Summer 1993 – my personal 96 minutes of torture

summer 1993

I have to confess I’m not the kind of woman who can be excited and moved just by observing a child. If you feel the same, you probably have no reason to watch this film. 90% of the screen time is taken by children playing and occupying themselves in their children’s activities — nothing else.

The plot is extremely bare — it is the story of an orphan getting used to her new family, very kind and pleasant people with a kid of their own. What happens to trigger development in the narrative? Nothing. She’ll be depressed and rebellious for a while, they’ll be patient and loving, and in the end peace and harmony shall prevail. That’s it, final credits. It’s quite clear, just by reading the annotation, without ever seeing the film itself — so what’s the reason for taking the time to see it?

Just before the ending we discover that the girl is probably HIV-positive, the virus inherited from her mother who died of the disease. I find that this doesn’t touch me. Maybe because I know that HIV is not necessarily lethal now, but more likely because these kids don’t move me at all — after a certain point, I felt like I wouldn’t really care what happened to them.

In addition, my aesthetic sense has suffered. I realize that showing naked children in great detail, or used feminine protection pads, must be a kind of extreme sincerity — but I have my viewer’s right to dislike seeing such things on screen. I also usually try to avoid screaming or crying children (given that there’s someone else to take care of them), and surely I’ve never dreamt of hearing such sounds empowered by the immense cinema speaker system, but there is a lot of that sort of thing in this movie.

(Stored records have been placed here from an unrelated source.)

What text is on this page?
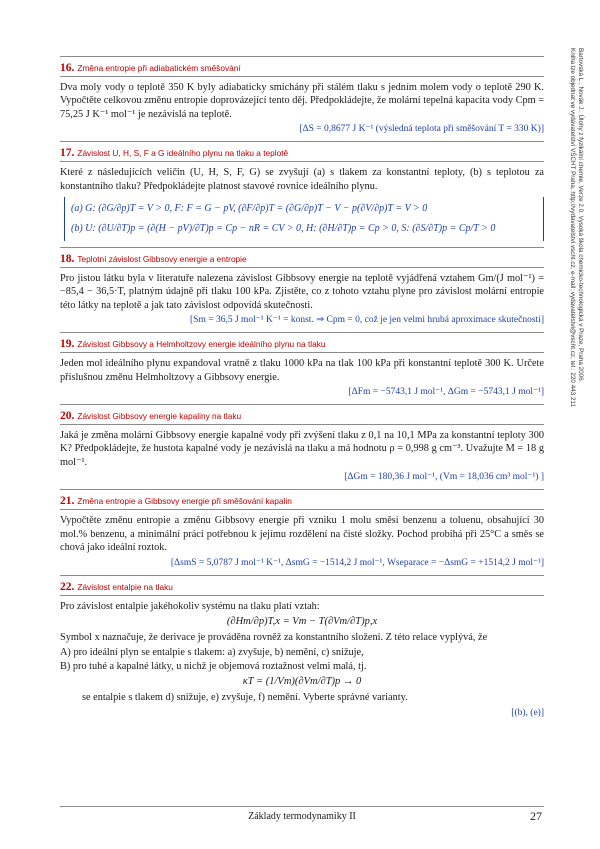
Bartovská L., Novák J.: Úlohy z fyzikální chemie, Verze 2.0. Vysoká škola chemicko-technologická v Praze, Praha 2006.
Kniha lze objednat ve vydavatelství VŠCHT Praha, http://vydavatelstvi.vscht.cz, e-mail: vydavatelstvi@vscht.cz, tel.: 220 443 211
16. Změna entropie při adiabatickém směšování
Dva moly vody o teplotě 350 K byly adiabaticky smíchány při stálém tlaku s jedním molem vody o teplotě 290 K. Vypočtěte celkovou změnu entropie doprovázející tento děj. Předpokládejte, že molární tepelná kapacita vody Cpm = 75,25 J K⁻¹ mol⁻¹ je nezávislá na teplotě.
[ΔS = 0,8677 J K⁻¹ (výsledná teplota při směšování T = 330 K)]
17. Závislost U, H, S, F a G ideálního plynu na tlaku a teplotě
Které z následujících veličin (U, H, S, F, G) se zvyšují (a) s tlakem za konstantní teploty, (b) s teplotou za konstantního tlaku? Předpokládejte platnost stavové rovnice ideálního plynu.
(a) G: (∂G/∂p)T = V > 0, F: F = G − pV, (∂F/∂p)T = (∂G/∂p)T − V − p(∂V/∂p)T = V > 0
(b) U: (∂U/∂T)p = (∂(H − pV)/∂T)p = Cp − nR = CV > 0, H: (∂H/∂T)p = Cp > 0, S: (∂S/∂T)p = Cp/T > 0
18. Teplotní závislost Gibbsovy energie a entropie
Pro jistou látku byla v literatuře nalezena závislost Gibbsovy energie na teplotě vyjádřená vztahem Gm/(J mol⁻¹) = −85,4 − 36,5·T, platným údajně při tlaku 100 kPa. Zjistěte, co z tohoto vztahu plyne pro závislost molární entropie této látky na teplotě a jak tato závislost odpovídá skutečnosti.
[Sm = 36,5 J mol⁻¹ K⁻¹ = konst. ⇒ Cpm = 0, což je jen velmi hrubá aproximace skutečnosti]
19. Závislost Gibbsovy a Helmholtzovy energie ideálního plynu na tlaku
Jeden mol ideálního plynu expandoval vratně z tlaku 1000 kPa na tlak 100 kPa při konstantní teplotě 300 K. Určete příslušnou změnu Helmholtzovy a Gibbsovy energie.
[ΔFm = −5743,1 J mol⁻¹, ΔGm = −5743,1 J mol⁻¹]
20. Závislost Gibbsovy energie kapaliny na tlaku
Jaká je změna molární Gibbsovy energie kapalné vody při zvýšení tlaku z 0,1 na 10,1 MPa za konstantní teploty 300 K? Předpokládejte, že hustota kapalné vody je nezávislá na tlaku a má hodnotu ρ = 0,998 g cm⁻³. Uvažujte M = 18 g mol⁻¹.
[ΔGm = 180,36 J mol⁻¹, (Vm = 18,036 cm³ mol⁻¹) ]
21. Změna entropie a Gibbsovy energie při směšování kapalin
Vypočtěte změnu entropie a změnu Gibbsovy energie při vzniku 1 molu směsi benzenu a toluenu, obsahující 30 mol.% benzenu, a minimální práci potřebnou k jejímu rozdělení na čisté složky. Pochod probíhá při 25°C a směs se chová jako ideální roztok.
[ΔsmS = 5,0787 J mol⁻¹ K⁻¹, ΔsmG = −1514,2 J mol⁻¹, Wseparace = −ΔsmG = +1514,2 J mol⁻¹]
22. Závislost entalpie na tlaku
Pro závislost entalpie jakéhokoliv systému na tlaku platí vztah:
(∂Hm/∂p)T,x = Vm − T(∂Vm/∂T)p,x
Symbol x naznačuje, že derivace je prováděna rovněž za konstantního složení. Z této relace vyplývá, že
A) pro ideální plyn se entalpie s tlakem: a) zvyšuje, b) nemění, c) snižuje,
B) pro tuhé a kapalné látky, u nichž je objemová roztažnost velmi malá, tj.
κT = (1/Vm)(∂Vm/∂T)p → 0
se entalpie s tlakem d) snižuje, e) zvyšuje, f) nemění. Vyberte správné varianty.
[(b), (e)]
Základy termodynamiky II	27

Some viewers have mentioned a feeling of warmth evoked by flashbacks to their own childhood. That was not the case for me. At least, now I know what kind of film qualifies as my own personal cinema hell. Although, it might be interesting to see the young leading actress, Laia Artigas, a few years down the road in some other role.

The 5th Therapy – a big Odessan cinema event

5 therapy

For my tribulations, a reward was waiting at the end of the day – a Special Screening of Alisa Pavlovskaya’s Fifth Therapy, a film that I have been expecting for ages, it seems.

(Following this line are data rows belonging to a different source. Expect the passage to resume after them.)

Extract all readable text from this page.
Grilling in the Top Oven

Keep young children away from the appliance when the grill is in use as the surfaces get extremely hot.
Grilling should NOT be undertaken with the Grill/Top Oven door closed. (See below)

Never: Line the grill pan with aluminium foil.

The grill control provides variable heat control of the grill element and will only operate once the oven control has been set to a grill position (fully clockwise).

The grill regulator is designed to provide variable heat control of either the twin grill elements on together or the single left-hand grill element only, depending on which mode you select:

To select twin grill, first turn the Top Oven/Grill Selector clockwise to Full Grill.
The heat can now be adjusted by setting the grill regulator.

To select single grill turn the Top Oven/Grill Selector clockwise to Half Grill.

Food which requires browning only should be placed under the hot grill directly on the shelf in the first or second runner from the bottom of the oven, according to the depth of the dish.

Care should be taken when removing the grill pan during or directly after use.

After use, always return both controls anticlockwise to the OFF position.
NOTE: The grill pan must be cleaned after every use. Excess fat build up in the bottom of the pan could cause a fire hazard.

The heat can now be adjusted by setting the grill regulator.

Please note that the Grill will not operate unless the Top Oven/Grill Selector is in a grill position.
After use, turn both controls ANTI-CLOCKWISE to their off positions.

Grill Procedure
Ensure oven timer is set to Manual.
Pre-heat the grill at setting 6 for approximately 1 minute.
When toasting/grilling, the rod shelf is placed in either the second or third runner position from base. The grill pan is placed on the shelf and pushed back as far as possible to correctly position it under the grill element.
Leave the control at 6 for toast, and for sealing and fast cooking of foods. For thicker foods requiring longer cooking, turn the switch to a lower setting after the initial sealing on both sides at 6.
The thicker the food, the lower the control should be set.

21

This picture is about the Odessan poet and writer, former prisoner and, according to his own confession, a recovering drug-addict, Stanislaw Dombrovsky. He’s locally famous for his poetry, turbulent personal life and controversial civil activity. The film depicts some real life events of the poet, mainly focused on the struggle against his addiction. Stanislaw plays himself in the film — as almost half of the characters do.

All the tickets were sold out — fortunately, I had my press badge. Familiar faces were both in the hall and on the screen. Of course, this makes it difficult to be objective. Where does the “oh, look, I know this guy” end and neutral assessment begin? I cannot surely answer. But for me, the film was quite good — dynamic, with plenty of humor and, what I appreciate the most, with a mission of helping people recovering from drug addiction.

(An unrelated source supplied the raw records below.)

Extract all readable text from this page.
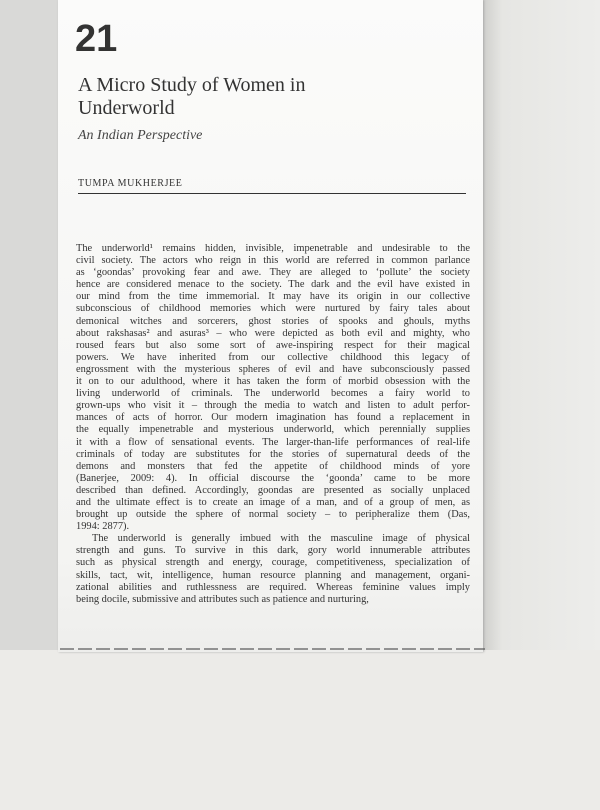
21
A Micro Study of Women in
Underworld
An Indian Perspective
TUMPA MUKHERJEE
The underworld¹ remains hidden, invisible, impenetrable and undesirable to the
civil society. The actors who reign in this world are referred in common parlance
as ‘goondas’ provoking fear and awe. They are alleged to ‘pollute’ the society
hence are considered menace to the society. The dark and the evil have existed in
our mind from the time immemorial. It may have its origin in our collective
subconscious of childhood memories which were nurtured by fairy tales about
demonical witches and sorcerers, ghost stories of spooks and ghouls, myths
about rakshasas² and asuras³ – who were depicted as both evil and mighty, who
roused fears but also some sort of awe-inspiring respect for their magical
powers. We have inherited from our collective childhood this legacy of
engrossment with the mysterious spheres of evil and have subconsciously passed
it on to our adulthood, where it has taken the form of morbid obsession with the
living underworld of criminals. The underworld becomes a fairy world to
grown-ups who visit it – through the media to watch and listen to adult perfor-
mances of acts of horror. Our modern imagination has found a replacement in
the equally impenetrable and mysterious underworld, which perennially supplies
it with a flow of sensational events. The larger-than-life performances of real-life
criminals of today are substitutes for the stories of supernatural deeds of the
demons and monsters that fed the appetite of childhood minds of yore
(Banerjee, 2009: 4). In official discourse the ‘goonda’ came to be more
described than defined. Accordingly, goondas are presented as socially unplaced
and the ultimate effect is to create an image of a man, and of a group of men, as
brought up outside the sphere of normal society – to peripheralize them (Das,
1994: 2877).
The underworld is generally imbued with the masculine image of physical
strength and guns. To survive in this dark, gory world innumerable attributes
such as physical strength and energy, courage, competitiveness, specialization of
skills, tact, wit, intelligence, human resource planning and management, organi-
zational abilities and ruthlessness are required. Whereas feminine values imply
being docile, submissive and attributes such as patience and nurturing,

As a special and important touch, the film’s protagonist was present at the screening, answering questions in his inimitable manner of communicating with the audience. The crew also shared some stories about the filming, casting and fundraising process (which was a “community effort” where everyone made their own contribution).

So, that’s my festival day 5 — a bit of a challenge, but not a waste of time. To be continued!